Unfortunately, we didn’t see much action on these really important issues from the previous Liberal-National government during their 10 years in office, so there is a lot of work to be done. Indeed, I would hope that all members in this place recognise that there are serious harms associated with social media platforms, including where perpetrators of domestic and family violence lurk. There’s vital work to be done to ensure we reduce the harms associated with the use of social media and, unlike the previous Liberal-National government, our government is up to the challenge. We see the challenge and we’re working on the challenge of technology facilitated abuse on a number of fronts.

We have provided $16.6 million in funding to the eSafety Commissioner, providing a team of experts to support victim-survivors of technology facilitated abuse, and we’re extending the national online safety awareness campaign to help protect Australian women from severe online abuse, including the sharing of explicit images without consent, illegal and violent content, and severe harassment and threats. We’re funding an age assurance trial to prevent minors from accessing online pornography, and examining how age limits for social media can be better implemented. Just this week, the Attorney-General announced new laws to ensure that people who share deepfake pornography face serious issues. So there are a number of fronts on which we’re working on this. And this isn’t a challenge that Australia is grappling with alone: governments and communities worldwide are trying to find a way through from what, essentially, has been a Wild West of online social media platforms being allowed to do what they want to regulating them in a way which regulates harmful behaviours with appropriate controls and safeguards.

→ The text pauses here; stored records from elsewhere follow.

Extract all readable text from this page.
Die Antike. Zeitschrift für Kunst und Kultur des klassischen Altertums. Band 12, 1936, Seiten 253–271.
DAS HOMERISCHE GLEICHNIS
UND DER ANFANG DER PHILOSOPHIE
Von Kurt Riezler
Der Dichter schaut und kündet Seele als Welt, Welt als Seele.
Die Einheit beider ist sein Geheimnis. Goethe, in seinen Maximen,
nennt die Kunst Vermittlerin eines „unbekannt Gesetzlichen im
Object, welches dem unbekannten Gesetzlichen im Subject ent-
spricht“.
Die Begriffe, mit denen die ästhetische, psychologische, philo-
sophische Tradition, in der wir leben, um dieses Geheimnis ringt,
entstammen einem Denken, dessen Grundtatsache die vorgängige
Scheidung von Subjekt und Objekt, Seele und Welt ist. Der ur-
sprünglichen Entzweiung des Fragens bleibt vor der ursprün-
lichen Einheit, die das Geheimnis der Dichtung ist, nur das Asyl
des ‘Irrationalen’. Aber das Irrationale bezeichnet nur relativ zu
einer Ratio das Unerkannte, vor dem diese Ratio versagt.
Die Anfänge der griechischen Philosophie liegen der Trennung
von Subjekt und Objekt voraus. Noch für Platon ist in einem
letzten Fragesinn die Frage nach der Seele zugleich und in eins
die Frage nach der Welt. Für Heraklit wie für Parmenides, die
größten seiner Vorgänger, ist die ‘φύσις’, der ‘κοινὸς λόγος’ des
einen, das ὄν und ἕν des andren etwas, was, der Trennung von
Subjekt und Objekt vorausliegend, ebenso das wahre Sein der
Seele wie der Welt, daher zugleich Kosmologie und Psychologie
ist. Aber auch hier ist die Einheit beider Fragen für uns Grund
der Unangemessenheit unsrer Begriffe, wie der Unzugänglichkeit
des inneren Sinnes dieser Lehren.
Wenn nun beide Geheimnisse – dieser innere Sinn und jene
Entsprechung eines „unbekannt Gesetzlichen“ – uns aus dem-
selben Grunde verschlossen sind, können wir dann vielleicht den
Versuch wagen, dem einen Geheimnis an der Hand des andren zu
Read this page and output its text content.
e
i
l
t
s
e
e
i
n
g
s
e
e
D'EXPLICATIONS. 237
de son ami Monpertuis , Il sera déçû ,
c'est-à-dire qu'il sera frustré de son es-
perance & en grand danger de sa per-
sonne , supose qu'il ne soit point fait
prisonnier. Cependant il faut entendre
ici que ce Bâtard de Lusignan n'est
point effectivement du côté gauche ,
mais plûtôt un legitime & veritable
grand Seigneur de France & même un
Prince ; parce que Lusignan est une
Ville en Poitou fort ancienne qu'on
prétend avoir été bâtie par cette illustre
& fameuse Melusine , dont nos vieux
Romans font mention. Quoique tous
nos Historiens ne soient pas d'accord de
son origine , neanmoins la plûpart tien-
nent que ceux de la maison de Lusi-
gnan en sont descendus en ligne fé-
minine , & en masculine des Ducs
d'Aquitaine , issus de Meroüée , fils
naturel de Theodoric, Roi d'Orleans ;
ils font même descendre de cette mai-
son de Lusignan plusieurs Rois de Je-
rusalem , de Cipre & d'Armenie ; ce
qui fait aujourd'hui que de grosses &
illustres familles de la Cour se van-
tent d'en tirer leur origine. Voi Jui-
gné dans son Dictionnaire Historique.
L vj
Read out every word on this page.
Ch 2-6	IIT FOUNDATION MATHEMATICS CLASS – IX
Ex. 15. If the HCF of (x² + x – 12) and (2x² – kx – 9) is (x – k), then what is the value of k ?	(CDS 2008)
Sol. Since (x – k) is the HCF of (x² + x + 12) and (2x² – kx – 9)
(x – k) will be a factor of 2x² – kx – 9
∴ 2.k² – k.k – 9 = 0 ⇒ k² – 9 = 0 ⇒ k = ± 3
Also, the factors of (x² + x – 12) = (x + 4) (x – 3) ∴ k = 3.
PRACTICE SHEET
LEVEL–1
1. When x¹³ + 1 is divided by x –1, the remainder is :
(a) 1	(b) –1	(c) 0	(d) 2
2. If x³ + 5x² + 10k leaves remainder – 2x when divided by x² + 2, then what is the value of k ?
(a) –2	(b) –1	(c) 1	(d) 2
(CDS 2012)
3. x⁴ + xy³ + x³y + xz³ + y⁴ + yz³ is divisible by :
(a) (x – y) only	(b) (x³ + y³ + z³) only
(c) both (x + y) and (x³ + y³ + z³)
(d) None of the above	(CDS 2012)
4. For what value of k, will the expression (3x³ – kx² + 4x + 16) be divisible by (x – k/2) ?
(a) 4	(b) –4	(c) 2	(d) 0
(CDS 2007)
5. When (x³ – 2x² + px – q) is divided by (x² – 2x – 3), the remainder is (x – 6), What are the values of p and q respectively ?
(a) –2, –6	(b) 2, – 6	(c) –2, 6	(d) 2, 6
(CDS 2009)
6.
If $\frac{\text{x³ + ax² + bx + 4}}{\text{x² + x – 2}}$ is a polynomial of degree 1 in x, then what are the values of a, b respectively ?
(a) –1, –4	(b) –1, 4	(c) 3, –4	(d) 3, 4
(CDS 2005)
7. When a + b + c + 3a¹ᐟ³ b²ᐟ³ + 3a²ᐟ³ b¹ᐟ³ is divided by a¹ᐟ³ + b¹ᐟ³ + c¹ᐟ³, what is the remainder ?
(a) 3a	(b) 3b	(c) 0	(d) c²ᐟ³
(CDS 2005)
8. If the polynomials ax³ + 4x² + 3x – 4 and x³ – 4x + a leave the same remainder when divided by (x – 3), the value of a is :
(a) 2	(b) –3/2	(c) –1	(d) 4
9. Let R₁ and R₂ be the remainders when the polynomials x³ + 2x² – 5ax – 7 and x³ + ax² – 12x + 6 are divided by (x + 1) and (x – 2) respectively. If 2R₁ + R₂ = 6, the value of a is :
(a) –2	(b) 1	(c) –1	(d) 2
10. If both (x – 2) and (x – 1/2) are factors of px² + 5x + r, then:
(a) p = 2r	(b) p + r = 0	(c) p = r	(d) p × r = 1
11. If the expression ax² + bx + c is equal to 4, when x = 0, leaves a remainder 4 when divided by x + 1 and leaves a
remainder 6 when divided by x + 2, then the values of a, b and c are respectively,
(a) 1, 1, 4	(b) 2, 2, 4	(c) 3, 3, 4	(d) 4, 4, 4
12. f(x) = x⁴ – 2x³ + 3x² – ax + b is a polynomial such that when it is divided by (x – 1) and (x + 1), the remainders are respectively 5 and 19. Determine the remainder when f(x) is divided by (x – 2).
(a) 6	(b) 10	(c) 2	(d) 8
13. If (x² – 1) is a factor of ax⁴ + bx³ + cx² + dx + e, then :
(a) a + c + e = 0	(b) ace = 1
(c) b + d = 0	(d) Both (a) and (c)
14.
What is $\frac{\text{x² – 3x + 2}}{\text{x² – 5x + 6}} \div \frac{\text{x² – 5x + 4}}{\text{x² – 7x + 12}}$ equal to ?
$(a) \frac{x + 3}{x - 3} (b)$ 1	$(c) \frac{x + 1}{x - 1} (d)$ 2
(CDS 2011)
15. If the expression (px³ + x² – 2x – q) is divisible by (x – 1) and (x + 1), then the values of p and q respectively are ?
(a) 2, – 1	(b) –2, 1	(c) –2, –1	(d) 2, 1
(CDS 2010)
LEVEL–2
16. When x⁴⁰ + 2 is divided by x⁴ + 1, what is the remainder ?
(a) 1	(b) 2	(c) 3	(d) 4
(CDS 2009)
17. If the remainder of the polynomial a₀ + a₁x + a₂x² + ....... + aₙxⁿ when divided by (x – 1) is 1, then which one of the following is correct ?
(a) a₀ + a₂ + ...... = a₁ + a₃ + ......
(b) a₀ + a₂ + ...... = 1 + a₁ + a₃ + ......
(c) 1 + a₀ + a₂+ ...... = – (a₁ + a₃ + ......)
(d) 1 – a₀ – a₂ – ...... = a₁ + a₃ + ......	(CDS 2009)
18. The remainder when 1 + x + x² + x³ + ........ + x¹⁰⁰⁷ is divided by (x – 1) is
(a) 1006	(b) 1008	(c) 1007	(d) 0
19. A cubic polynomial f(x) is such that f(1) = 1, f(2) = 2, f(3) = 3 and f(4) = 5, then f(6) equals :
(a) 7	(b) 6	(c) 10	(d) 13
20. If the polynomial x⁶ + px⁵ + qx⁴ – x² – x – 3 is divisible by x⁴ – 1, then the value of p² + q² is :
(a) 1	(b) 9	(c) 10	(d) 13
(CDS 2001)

We need to get the policy settings right for all Australians. Social media platforms, deservedly, should be held to account for their role in all of this. We need to act thoroughly and effectively, and we also need to make sure, as part of that action, that we aren’t exposing people, especially young people, to privacy risks. There are risks with big tech being provided with someone’s identity and private data. We know, certainly, that big tech does not have a good track record in protecting people who use their platforms. In fact, they’re much more likely to spread data to places that people have no idea about than they are to protect it. Of course we have a number of foreign companies involved in this space particularly, and there’s a lot of discussion in this parliament, especially by those opposite, about the owners of TikTok being based in China. So we have to acknowledge the harm but we have to do the work thoroughly, because we do not want to expose people, especially young Australians, to further harm at the hands of big tech companies which are just looking to make a quick buck from them.

So I look forward to working with the member for Fisher and the member for Flinders and other members of the parliament as part of the new inquiry our government has initiated into the influence and impacts of social media on Australian society, which I will chair. Our inquiry will seek to hear from a range of experts as well as media and social media outlets, but importantly we will also get feedback from a wide range of Australians about the role that social media plays in their lives and the need to address the harms that we are seeing. We are clear that the way social media operates in Australia right now cannot continue as it has been. We need to see change for all Australians. We need to have a safer online environment, including for young people.

I really hope and expect that we can do that work in a way that works across this parliament to protect Australians, without hurling inflammatory language and accusations at each other, actually recognising that it is our duty to work together to protect Australians and young Australians and to hold big tech to account for the harms that they have too long washed their hands of, to look to how we build better online spaces and places. This is work that falls on all of us in this parliament. It is best done constructively, without insulting each other.

There is a lot still to be done. There is a lot of work underway. The role that social media is playing in our society and others is rightly being put under a microscope right now. I look forward, through the inquiry that we will have, to bringing together experts and other Australians to find a way through, to prepare for a reasonable, implementable way to protect Australians from social and online media harm.